Tyler (asked that only his first name be used) is an Army veteran. When Timothy Trujillo hit a police officer and ran from him, Tyler followed him, tackled him, preventing him from escape. Trujillo was wanted on a felony warrant out of Nevada.
#NEW: A security guard at Best Buy is seen in surveillance – tackling a suspect who punched a deputy while resisting arrest at this Roseville shopping center. The man was later arrested – but the security guard was fired for violating company policy. @FOX40 pic.twitter.com/U3SHsz9Zbj
— Charmaine Nero (@CNeroTV) January 27, 2019
According to Fox40,
“There was a guy who walked by and when he got by his car, a bunch of undercover sheriffs came over to arrest him,” said Tyler.
Tyler, an Army veteran, who only wanted to be referred to by his first name, was working at the Roseville Best Buy when he noticed a man, identified as 35-year-old Timothy Trujillo, knocking down a deputy.
“When they confronted him, the man punched one of the detectives and tried to run off, that’s when the security guard tackled the man, preventing him from escaping,” said Lt. Andrew Scott, spokesperson for the Placer County Sheriff’s Office.
“He started running past me and I thought I was doing the right thing by stopping him,” Tyler added.
But Best Buy, (as many corporations do), has a policy against any intervention whatsoever especially outside the store. One week later, they handed Tyler a pink slip.

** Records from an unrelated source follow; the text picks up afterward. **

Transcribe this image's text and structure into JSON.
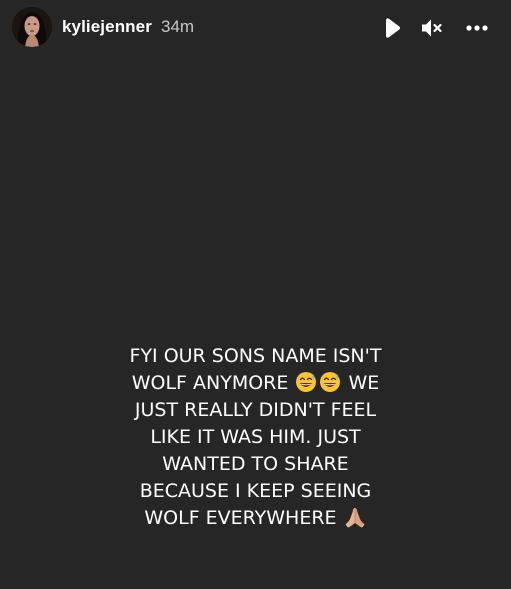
{
  "header": {
    "username": "kyliejenner",
    "time_ago": "34m",
    "icons": {
      "avatar": "profile-avatar",
      "play": "play-icon",
      "mute": "speaker-muted-icon",
      "more": "more-options-icon"
    }
  },
  "story": {
    "background_color": "#262626",
    "text_lines": [
      "FYI OUR SONS NAME ISN'T",
      "WOLF ANYMORE",
      "WE",
      "JUST REALLY DIDN'T FEEL",
      "LIKE IT WAS HIM. JUST",
      "WANTED TO SHARE",
      "BECAUSE I KEEP SEEING",
      "WOLF EVERYWHERE"
    ],
    "emojis": {
      "line2": [
        "grinning-sweat-emoji",
        "grinning-sweat-emoji"
      ],
      "line7": [
        "folded-hands-emoji"
      ]
    }
  }
}
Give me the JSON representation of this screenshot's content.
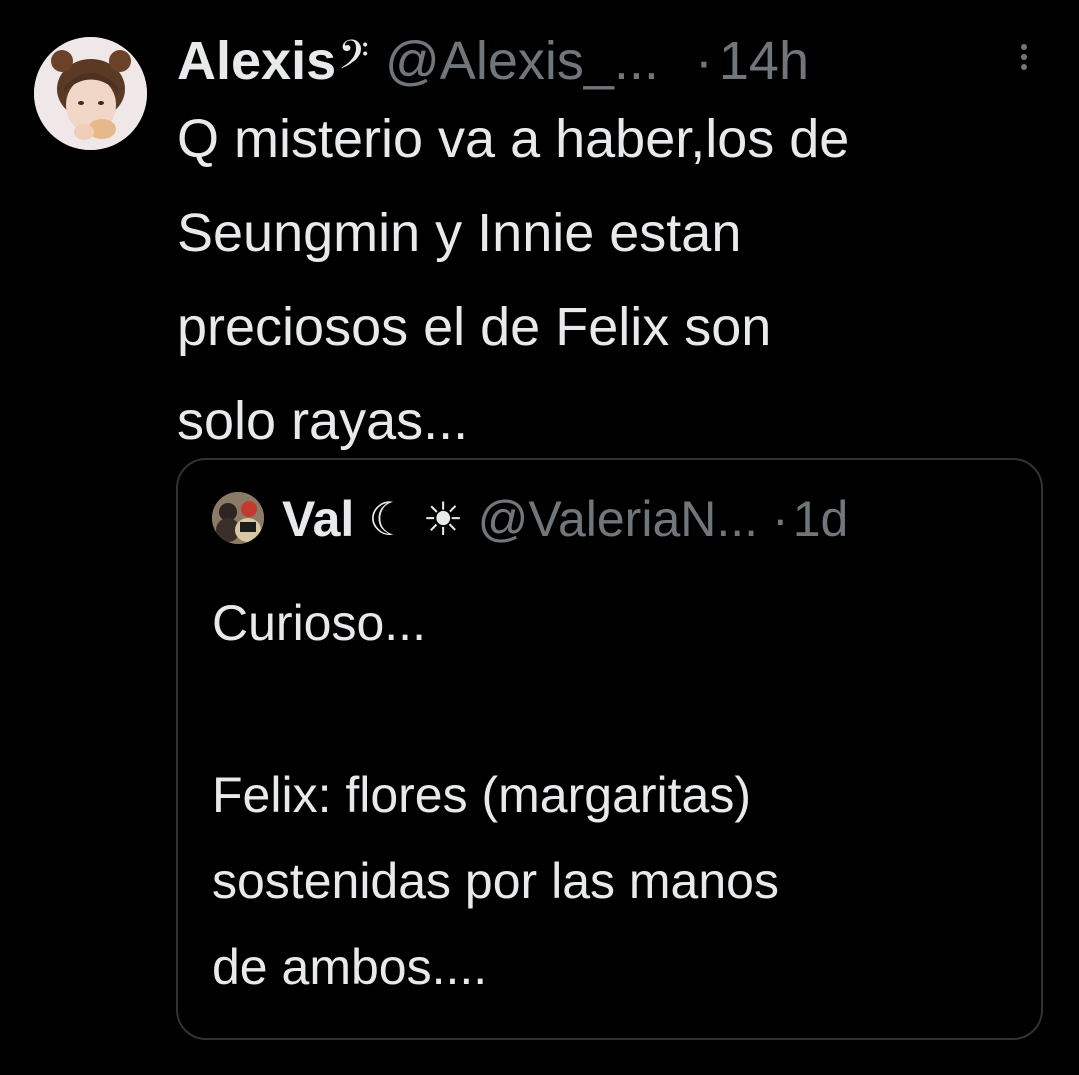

“Our policy is clear, employees are not to chase potential criminals outside of the store. Chasing an individual in the parking lot creates a safety risk that isn’t worth taking, regardless of how noble an employee’s intention is.” Best Buy statement
Tyler says he has no hard feelings, and plans to go to school in April. But this penchant for corporations to “keep employees safe” from any kind of incident whatsoever is contrary to the title “security” – if they are hired under that title, they should be allowed to provide it.